Şefkat dolu yüreğiyle ve ipekten yumuşak sesiyle ama derin bir hüznün eşlik ettiği sözlerle şöyle cevap verdi Resûl-i Ekrem:
"Kızım! Doğrusu ağlayışım senin için… Çünkü sen de benim gibi annenden mahrum kaldın. İsterdim ki Hatice de sağ olsaydı. Sevincimizi paylaşsa, çeyizlerini kendi elleriyle yapsaydı… İşte bunun için ağlıyorum."
Bu tablo sıradan bir düğün tablosu değildi... Bu tablo, bir babanın yetiştirdiği evladını gelin ederken ağlamasının da "erkekliğe yakışacağını" ortaya koyan bir tabloydu. Yine bu tablo, şefkatin, vefânın ve hüznün kendisine en çok yakıştığı Son Peygamberin, kız evladına sahip tüm babalara sunduğu en güzel örnek tabloydu…

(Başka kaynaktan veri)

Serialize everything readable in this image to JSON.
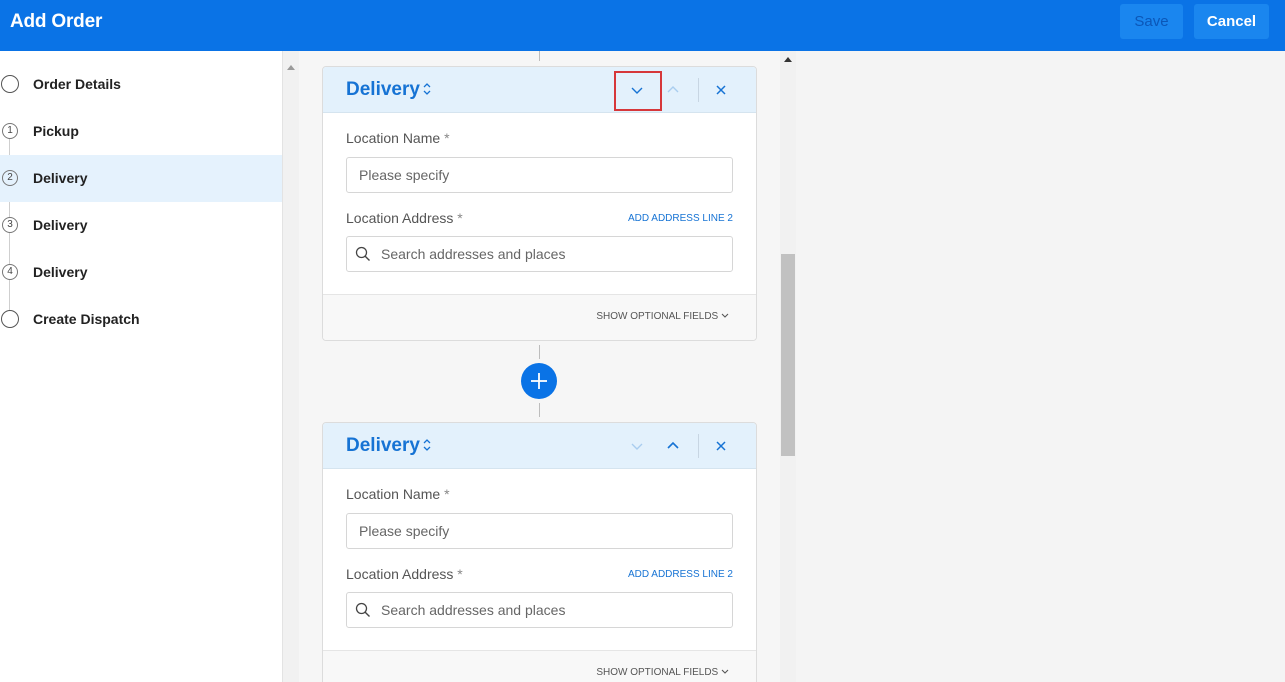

HIRKASINI KIZINA SEREN PEYGAMBER
Sevgili Peygamberimizin, kızı Hz.Fâtıma ile olan diyaloglarında derin bir şefkat, sevgi ve onun "kişiliğine saygı" vardı. Peygamber Efendimiz (sav) sahibi olduğu maddi ve manevi makamları bir kenara bırakarak, biricik kızını görmekten yana son derece sevinç duyan biricik babası olarak karşılardı Hz.Fâtıma'yı…
Zaman zaman evinde misafir eder, zaman zaman da onun evine giderdi. Kendisini ziyarete gelen kızını görünce hemen ayağa kalkar, onu alnından öper ve sırtındaki hırkasını, çok değer verdiği kızının altına −ona bir saygı ifadesi olarak− sererdi.
Bu uygulama her defasında böyle cereyan eder, Hz.Fâtıma da biricik babasını, evinde benzeri şartlarla misafir eder, ellerinden öperek, sahip olduğu tek minderine oturturdu…
Belki o zamana kadar hiçbir babanın kızına sergilemediği bu davranış biçimini, insanlar göre göre etkilenmeye başladılar. Mekke döneminde, o günün "cahiliye toplumu" olarak adlandırılan insanlar, Sevgili Peygamberimizin (sav) davranışlarını benimseyerek artık kız çocuklarını hor gören kimseler değil, "Allah'ın bir armağanı" olarak kabul eden kişiler haline geldiyse eğer, bunda, kızlarına olan şefkati ve sevgisinin çok önemli bir rolü vardı, Şefkat ve Merhamet Peygamberi olan Hz. Muhammed Mustafa'nın…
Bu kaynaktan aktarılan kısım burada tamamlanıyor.